BENGALURU: Gold prices jumped 1% to near one-week highs on Thursday, on the back of a weaker US dollar and lower yields after signs of labour market losing steam led investors to expect a super-sized rate cut from the Federal Reserve this month.
Spot gold was up 0.8% at $2,514.79 per ounce by 1345 GMT, having climbed to its highest since Aug. 30 earlier. US gold futures rose 0.8% to $2,545.60.
US private employers hired the fewest number of workers in 3-1/2-years in August, potentially hinting at a sharp labour market slowdown. This follows data on Wednesday showing a sharp decline in US job openings in July. After ADP data, there was a gold spike and it really shows “the labour market is in dire state and there is a lot of concern about it,” said Phillip Streible, chief market strategist at Blue Line Futures.

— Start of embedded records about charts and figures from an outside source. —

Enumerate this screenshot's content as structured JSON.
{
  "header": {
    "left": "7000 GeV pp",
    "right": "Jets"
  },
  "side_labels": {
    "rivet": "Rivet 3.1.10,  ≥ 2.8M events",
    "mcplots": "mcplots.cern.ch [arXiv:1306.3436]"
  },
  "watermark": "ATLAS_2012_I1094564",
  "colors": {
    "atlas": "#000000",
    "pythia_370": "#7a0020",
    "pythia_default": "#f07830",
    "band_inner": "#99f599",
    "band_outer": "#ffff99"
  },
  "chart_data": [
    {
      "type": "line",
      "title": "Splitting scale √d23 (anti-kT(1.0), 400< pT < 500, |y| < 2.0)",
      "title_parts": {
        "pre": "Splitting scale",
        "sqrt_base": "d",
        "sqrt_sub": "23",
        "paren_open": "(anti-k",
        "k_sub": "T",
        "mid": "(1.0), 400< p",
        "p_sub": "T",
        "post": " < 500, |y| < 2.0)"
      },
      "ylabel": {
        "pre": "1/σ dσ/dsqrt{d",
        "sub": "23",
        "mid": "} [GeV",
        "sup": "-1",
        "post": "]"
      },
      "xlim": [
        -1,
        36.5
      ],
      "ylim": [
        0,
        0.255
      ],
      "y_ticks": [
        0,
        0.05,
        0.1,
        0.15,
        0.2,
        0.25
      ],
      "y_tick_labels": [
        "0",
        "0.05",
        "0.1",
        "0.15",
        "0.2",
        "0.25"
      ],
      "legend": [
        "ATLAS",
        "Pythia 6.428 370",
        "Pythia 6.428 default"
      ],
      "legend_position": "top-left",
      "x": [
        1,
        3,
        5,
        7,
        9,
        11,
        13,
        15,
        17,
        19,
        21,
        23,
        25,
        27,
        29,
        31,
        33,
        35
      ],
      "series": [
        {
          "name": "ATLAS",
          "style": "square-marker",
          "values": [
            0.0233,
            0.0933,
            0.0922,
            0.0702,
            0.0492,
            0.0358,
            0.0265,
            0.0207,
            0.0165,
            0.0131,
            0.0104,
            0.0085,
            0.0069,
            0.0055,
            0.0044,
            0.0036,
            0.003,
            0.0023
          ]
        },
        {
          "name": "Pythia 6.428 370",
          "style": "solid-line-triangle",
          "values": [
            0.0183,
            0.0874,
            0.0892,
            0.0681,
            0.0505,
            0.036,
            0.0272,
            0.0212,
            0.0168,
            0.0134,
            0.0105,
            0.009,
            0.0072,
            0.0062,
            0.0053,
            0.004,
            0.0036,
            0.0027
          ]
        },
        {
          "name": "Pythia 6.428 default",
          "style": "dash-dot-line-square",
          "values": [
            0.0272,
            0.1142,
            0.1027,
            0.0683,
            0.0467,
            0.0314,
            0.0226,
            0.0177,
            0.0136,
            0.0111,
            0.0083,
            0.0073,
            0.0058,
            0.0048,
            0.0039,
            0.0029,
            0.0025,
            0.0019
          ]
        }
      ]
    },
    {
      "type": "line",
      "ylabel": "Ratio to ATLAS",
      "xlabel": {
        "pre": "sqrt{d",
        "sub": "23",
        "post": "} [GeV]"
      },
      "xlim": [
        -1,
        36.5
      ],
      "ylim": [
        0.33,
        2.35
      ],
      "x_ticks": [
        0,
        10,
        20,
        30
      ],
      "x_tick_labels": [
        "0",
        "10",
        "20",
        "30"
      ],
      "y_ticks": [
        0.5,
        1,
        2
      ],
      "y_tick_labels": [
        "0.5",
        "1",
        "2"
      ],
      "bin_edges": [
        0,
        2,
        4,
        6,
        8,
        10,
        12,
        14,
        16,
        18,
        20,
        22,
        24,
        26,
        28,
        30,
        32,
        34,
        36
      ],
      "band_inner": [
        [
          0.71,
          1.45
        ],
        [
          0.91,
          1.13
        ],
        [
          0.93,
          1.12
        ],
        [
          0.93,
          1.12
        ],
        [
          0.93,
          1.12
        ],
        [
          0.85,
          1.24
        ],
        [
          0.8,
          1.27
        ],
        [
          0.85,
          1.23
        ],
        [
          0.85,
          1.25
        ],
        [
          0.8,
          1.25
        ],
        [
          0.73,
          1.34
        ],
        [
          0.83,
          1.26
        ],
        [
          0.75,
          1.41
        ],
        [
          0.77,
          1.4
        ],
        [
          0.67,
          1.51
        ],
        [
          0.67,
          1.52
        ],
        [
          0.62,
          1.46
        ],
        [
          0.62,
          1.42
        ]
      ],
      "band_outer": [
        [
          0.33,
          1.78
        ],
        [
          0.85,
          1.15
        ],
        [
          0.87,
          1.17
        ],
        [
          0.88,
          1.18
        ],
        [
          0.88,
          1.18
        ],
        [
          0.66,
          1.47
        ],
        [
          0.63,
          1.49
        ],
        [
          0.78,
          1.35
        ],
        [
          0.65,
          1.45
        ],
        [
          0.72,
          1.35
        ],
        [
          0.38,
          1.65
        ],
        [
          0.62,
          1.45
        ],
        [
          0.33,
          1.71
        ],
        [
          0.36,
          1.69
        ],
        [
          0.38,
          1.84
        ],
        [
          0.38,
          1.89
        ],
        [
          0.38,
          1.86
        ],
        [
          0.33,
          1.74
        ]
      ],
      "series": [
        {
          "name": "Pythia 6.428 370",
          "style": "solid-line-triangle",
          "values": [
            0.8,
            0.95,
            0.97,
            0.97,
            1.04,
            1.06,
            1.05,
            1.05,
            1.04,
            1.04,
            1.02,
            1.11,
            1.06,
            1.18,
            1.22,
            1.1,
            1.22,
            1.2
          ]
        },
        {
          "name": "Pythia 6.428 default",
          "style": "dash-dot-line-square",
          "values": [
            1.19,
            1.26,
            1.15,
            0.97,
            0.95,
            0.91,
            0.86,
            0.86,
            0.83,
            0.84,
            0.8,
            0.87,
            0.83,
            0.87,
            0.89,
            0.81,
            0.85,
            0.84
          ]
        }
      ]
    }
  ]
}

“The initial claims data didn’t really help either as far as painting a rosy picture for the employment.” Traders currently see a 55% chance of a 25 basis-point (bp) reduction by the U.S central bank this month and a 45% chance of a 50-bp cut, according to the CME FedWatch tool.
The Fed needs to cut interest rates to keep the labour market healthy, but it is now down to incoming economic data to determine by how much, San Francisco Fed President Mary Daly said on Wednesday. Attention turns to the upcoming non-farm payrolls (NFP) report on Friday.
“If the August unemployment rate matches July’s 4.3%, its highest since 2021, that should send gold back towards its record high as markets ramp up bets for a jumbo-sized rate cut,” said Han Tan, chief market analyst at Exinity Group.
“We should see gold bulls laying claim to the $2,700 handle by end-2024, provided the Fed can deliver the market-expected 100-bps in rate cuts by Christmas,” Elsewhere, spot silver gained 2.2% to $28.90, platinum climbed 3.5% to $934.25 and palladium rose 2.03% to $953.